Forget the Mayor. He is a true believer.

But what about the Sequim City Council? Make public where they stand on Qanon, or tell us it’s not their job which means they are complicit by default. It’s expected they thought if enough time went on, it would just go away.

Prove us wrong.

Dennis Hamner

Sequim

PC fast track program worthwhile

I recently read an article in the Sequim Gazette about the fast track AA program at Peninsula College. I think this is excellent!

Access to education in a variety of forms is truly a blessing for students like myself.

I am enrolled in the multimedia communications program at PC. I searched for several years to find the right online program in Washington until I finally landed at PC. If they did not offer this program with an online option, I would not be able to attend school.

I applaud PC for recognizing the needs of today’s students and providing real opportunities. The instructors are very competent and truly want their students to succeed.

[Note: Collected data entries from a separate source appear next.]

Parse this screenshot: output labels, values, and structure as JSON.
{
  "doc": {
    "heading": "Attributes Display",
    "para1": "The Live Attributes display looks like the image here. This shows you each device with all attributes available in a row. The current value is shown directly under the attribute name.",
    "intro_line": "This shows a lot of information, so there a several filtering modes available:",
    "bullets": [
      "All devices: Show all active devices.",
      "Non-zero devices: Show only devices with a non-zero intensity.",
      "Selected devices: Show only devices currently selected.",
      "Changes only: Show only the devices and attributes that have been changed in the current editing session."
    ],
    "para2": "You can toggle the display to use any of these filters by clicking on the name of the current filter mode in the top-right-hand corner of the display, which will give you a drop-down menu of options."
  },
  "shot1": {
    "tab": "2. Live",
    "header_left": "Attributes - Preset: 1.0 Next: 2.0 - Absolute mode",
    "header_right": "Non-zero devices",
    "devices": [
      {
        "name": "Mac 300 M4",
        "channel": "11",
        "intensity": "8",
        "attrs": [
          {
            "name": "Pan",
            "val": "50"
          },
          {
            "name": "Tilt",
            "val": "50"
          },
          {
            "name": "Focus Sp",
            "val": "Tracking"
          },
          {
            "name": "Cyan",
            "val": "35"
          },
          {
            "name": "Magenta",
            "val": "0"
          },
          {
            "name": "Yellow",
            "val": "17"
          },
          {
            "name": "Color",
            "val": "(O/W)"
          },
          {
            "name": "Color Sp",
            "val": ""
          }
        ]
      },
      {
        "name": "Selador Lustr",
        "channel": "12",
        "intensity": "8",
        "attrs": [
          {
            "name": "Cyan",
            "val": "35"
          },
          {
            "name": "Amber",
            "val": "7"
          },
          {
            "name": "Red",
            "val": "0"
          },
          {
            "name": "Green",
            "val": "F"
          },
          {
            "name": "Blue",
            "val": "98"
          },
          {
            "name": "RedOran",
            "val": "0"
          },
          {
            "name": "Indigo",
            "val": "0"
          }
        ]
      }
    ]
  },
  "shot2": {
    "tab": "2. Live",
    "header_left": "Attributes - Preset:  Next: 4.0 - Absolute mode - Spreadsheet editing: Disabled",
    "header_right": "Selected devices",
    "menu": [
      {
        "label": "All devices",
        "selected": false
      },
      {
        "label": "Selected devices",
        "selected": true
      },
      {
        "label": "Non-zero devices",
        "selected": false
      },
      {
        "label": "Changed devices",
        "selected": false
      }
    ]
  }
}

I do not live in the peninsula area but I would recommend PC to anyone, locals and distance learners alike.

I have been so impacted by my experience at PC that I am considering moving to the area. If anyone is considering school but is unsure where to start, just give PC a call; it could change your life.

Angela Miller

Pasco

Trump misses opportunity with COVID response

I’ve been giving thought to results of the 2020 election and the frivolous lawsuits of Trump’s lawyers. In a previous letter, I wrote Trump had the sequential recovery of the national economy backwards. Though the Dow now exceeds a record high of 30,000, many businesses are closing (or have closed) forever, unemployment is still high, many schools are closed and any followup stimulus is still being withheld.

Trump did — and still has — recovery sequences of the economy backwards.

When asked by a reporter if he had presidential responsibility in suppressing the COVID pandemic, Trump could have said, “Yes, and here’s what I’m going to do” — to wit: “I will continue to provide stimulus payments to small businesses, unemployed workers, and schools for safe openings; invoke the Defense Production Act for health care/hospital needs, and let science (CDC, FDA, HHS) issue necessary COVID healthcare guidelines nationwide — and wouldn’t have had to do anything except sign a few executive orders and make a few phone calls. He could have played golf the rest of his term while Congress was submitting stimulus and other bills for his signature, let epidemiologists oversee development of COVID vaccines. He probably would have won re-election.

Instead, Trump was “smarter than anyone else” on every subject, chose not to govern in the last year of his four-year term and, ironically, became his own worst enemy.

Moral: A good manager hires people smarter than he/she is, with more applicable experience, and listens to them.